Kulak noted that over 2,000 people locally and in Marin have signed the petition on Change.org, and sign-ups increase each day.
Day noted, “I’m impressed by everyone’s passion. It is a negative for communities to turn neighborhoods into timeshares. Pacaso changed their buy-in level recently, but they can still buy a $750k house and flip it into a timeshare. They may pivot now that they’ve relinquished their property in Napa. Eager competitors may jump on the train. It’s still a timeshare according to the length of time you can stay there. How can they spin it as not a timeshare? It’s just dressed up in different legal language. Who knows where it could go?”
Kulak added, “It’s important to us to not only protect this neighborhood from such maneuvers but to prevent it from going further. The tentacles extend far and wide. We need to mobilize other communities so that we become a grassroots venture.”
“We need to put pressure on people who can make a difference,” Day added. “All supervisors, the Governor, people who can actually change the regulations. If it catches on, it’s not only Pacaso here but also in other neighborhoods. It could happen in the City of Sonoma too, so they need to be aware and ready. This is an opportunity for Sonoma City Council to start the conversation now. Who wins? Not the community, not the neighbors, only Pacaso. It’s worse than a timeshare. When you drive into our Court and see the signs outside, who would actually buy here? You’d have to have a level of arrogance to buy in to a neighborhood that doesn’t want you.”
Day and Kulak both said most of the people on their eight-house block moved into a neighborhood, not a place for timeshares. “Timeshares as a fact belong together in different areas, not in neighborhoods,” Day continued. “It’s a pitch to venture capitalists without looking at the reality on the ground. We’re not anti-timeshare or anti-vacation rentals—there are places where they work, just not in neighborhoods. I’m proud how committed we have all been here in the fight against Pacaso. Our neighbors have lived here since childhood. All of us want to work hard to preserve what makes Sonoma special, and we don’t want to lose that. We don’t want it to become allowable everywhere.”
Reached by telephone for comment, Sonoma City Council Vice Mayor Madolyn Agrimonti stated, “We on the City Council are fully aware of the Pacaso situation, and are looking into it. I feel it’s just a new avenue to make money, but it doesn’t have concerns about the neighborhood.”
                              


4 thoughts on “One Sonoma neighborhood’s fight to keep Pacaso out

  1. Can the Sun format letters and posts so that the paragraph breaks show? This big mass of text is hard to read, takes away from the message, and deters the reader. Maybe some software tweak, or go back and space it properly if you see it’s one big block.
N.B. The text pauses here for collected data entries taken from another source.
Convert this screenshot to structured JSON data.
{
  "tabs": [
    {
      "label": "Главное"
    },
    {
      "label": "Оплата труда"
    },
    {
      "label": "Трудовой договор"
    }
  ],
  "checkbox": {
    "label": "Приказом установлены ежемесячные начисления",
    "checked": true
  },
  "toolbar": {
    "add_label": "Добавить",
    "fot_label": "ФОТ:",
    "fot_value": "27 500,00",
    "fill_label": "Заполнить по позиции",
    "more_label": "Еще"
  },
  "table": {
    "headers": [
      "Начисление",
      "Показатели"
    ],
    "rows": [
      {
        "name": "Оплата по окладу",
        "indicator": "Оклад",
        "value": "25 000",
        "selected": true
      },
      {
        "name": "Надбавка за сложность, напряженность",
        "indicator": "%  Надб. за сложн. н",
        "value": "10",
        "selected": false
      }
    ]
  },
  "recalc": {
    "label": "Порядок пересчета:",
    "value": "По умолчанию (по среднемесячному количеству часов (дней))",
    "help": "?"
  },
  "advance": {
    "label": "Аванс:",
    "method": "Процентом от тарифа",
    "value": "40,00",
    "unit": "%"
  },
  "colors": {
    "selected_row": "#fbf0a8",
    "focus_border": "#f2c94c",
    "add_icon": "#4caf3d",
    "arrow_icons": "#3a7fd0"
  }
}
  2. Thank you to Brad Day, Holly Kulak and all the good people of Old Winery Court who are speaking out to protect the community of Sonoma Valley. This is the “old” Sonoma I remember. People who care about what’s important. And, it aint money. Yay!
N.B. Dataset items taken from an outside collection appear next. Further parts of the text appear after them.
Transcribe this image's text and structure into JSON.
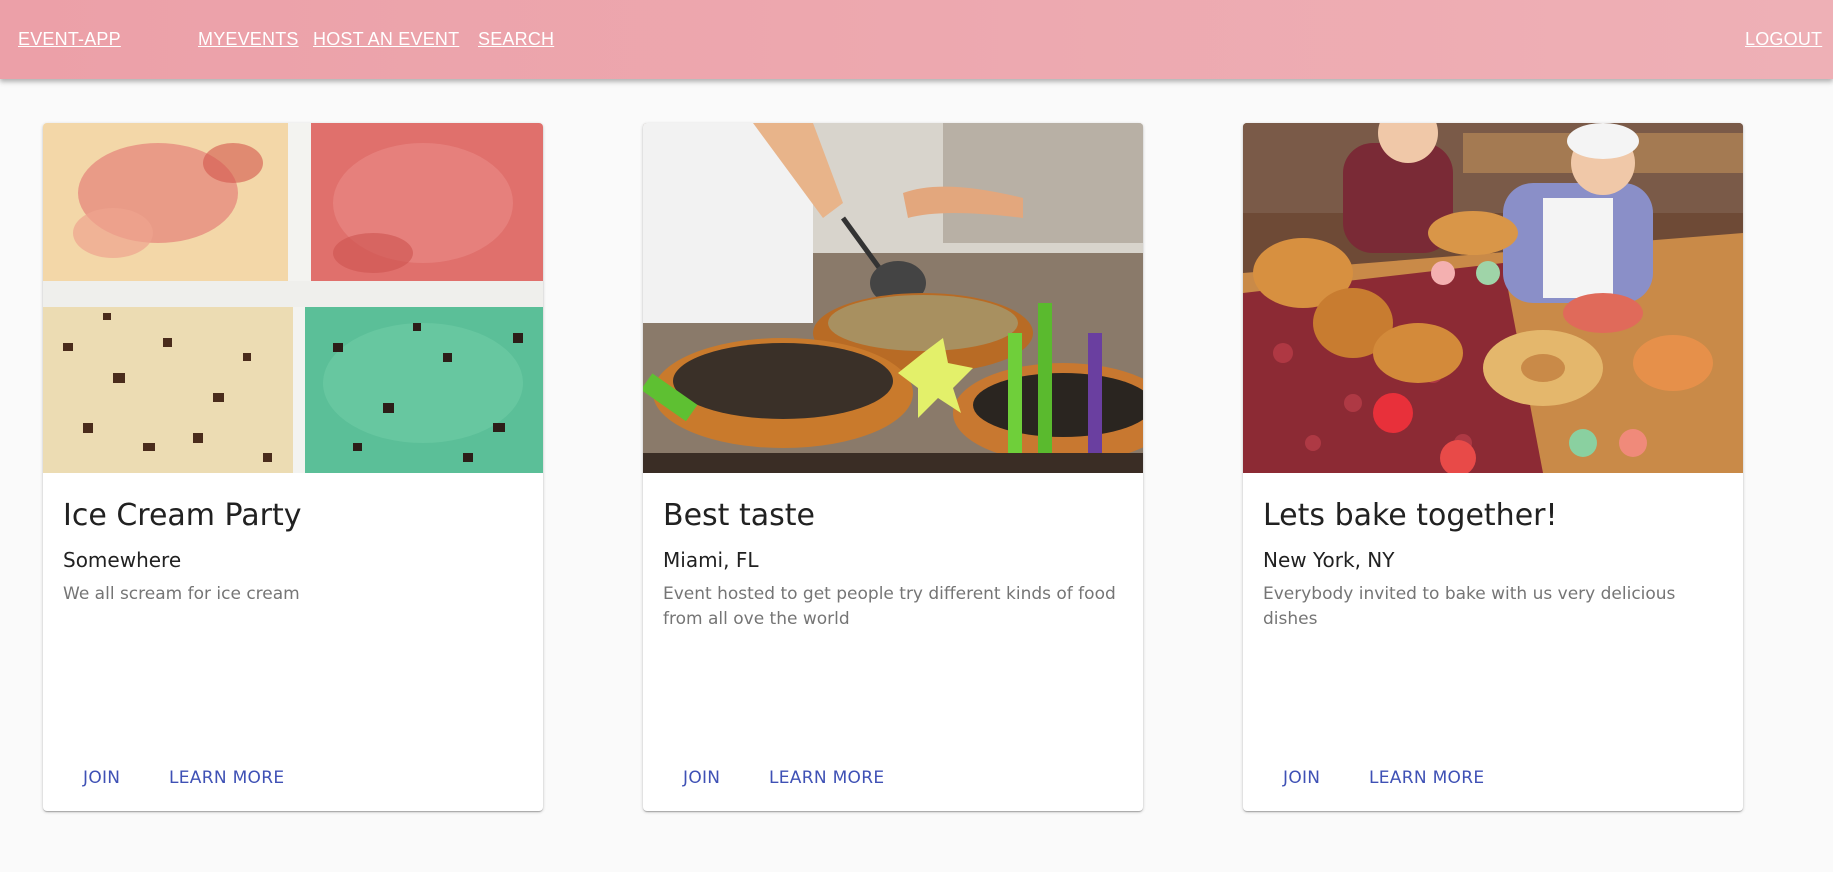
{
  "appbar": {
    "brand": "EVENT-APP",
    "nav": [
      "MYEVENTS",
      "HOST AN EVENT",
      "SEARCH"
    ],
    "logout": "LOGOUT",
    "color": "#eca0a8"
  },
  "cards": [
    {
      "title": "Ice Cream Party",
      "location": "Somewhere",
      "description": "We all scream for ice cream",
      "join": "JOIN",
      "learn_more": "LEARN MORE"
    },
    {
      "title": "Best taste",
      "location": "Miami, FL",
      "description": "Event hosted to get people try different kinds of food from all ove the world",
      "join": "JOIN",
      "learn_more": "LEARN MORE"
    },
    {
      "title": "Lets bake together!",
      "location": "New York, NY",
      "description": "Everybody invited to bake with us very delicious dishes",
      "join": "JOIN",
      "learn_more": "LEARN MORE"
    }
  ],
  "accent": "#3f51b5"
}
  3. Thank you to our Sonoma neighbors for your opposition to Pacaso. They have purchased and flipped 5 homes in St. Helena, and we are doing our best to fight them by holding rallies, distributing signs and forming alliances with Napa, Sonoma and Healdsburg. We are stronger together!

  4. Sonoma needs to continue to voice strong opposition to this neighborhood wrecker called Pacaso and do whatever we possibly can to prevent them from invading our community. Companies like this have zero concern for the quality of the neigborhoods where they purchase and flip their cash cows. They could care less how neighborhoods get trashed by their greed. We have to make a solid stand against them.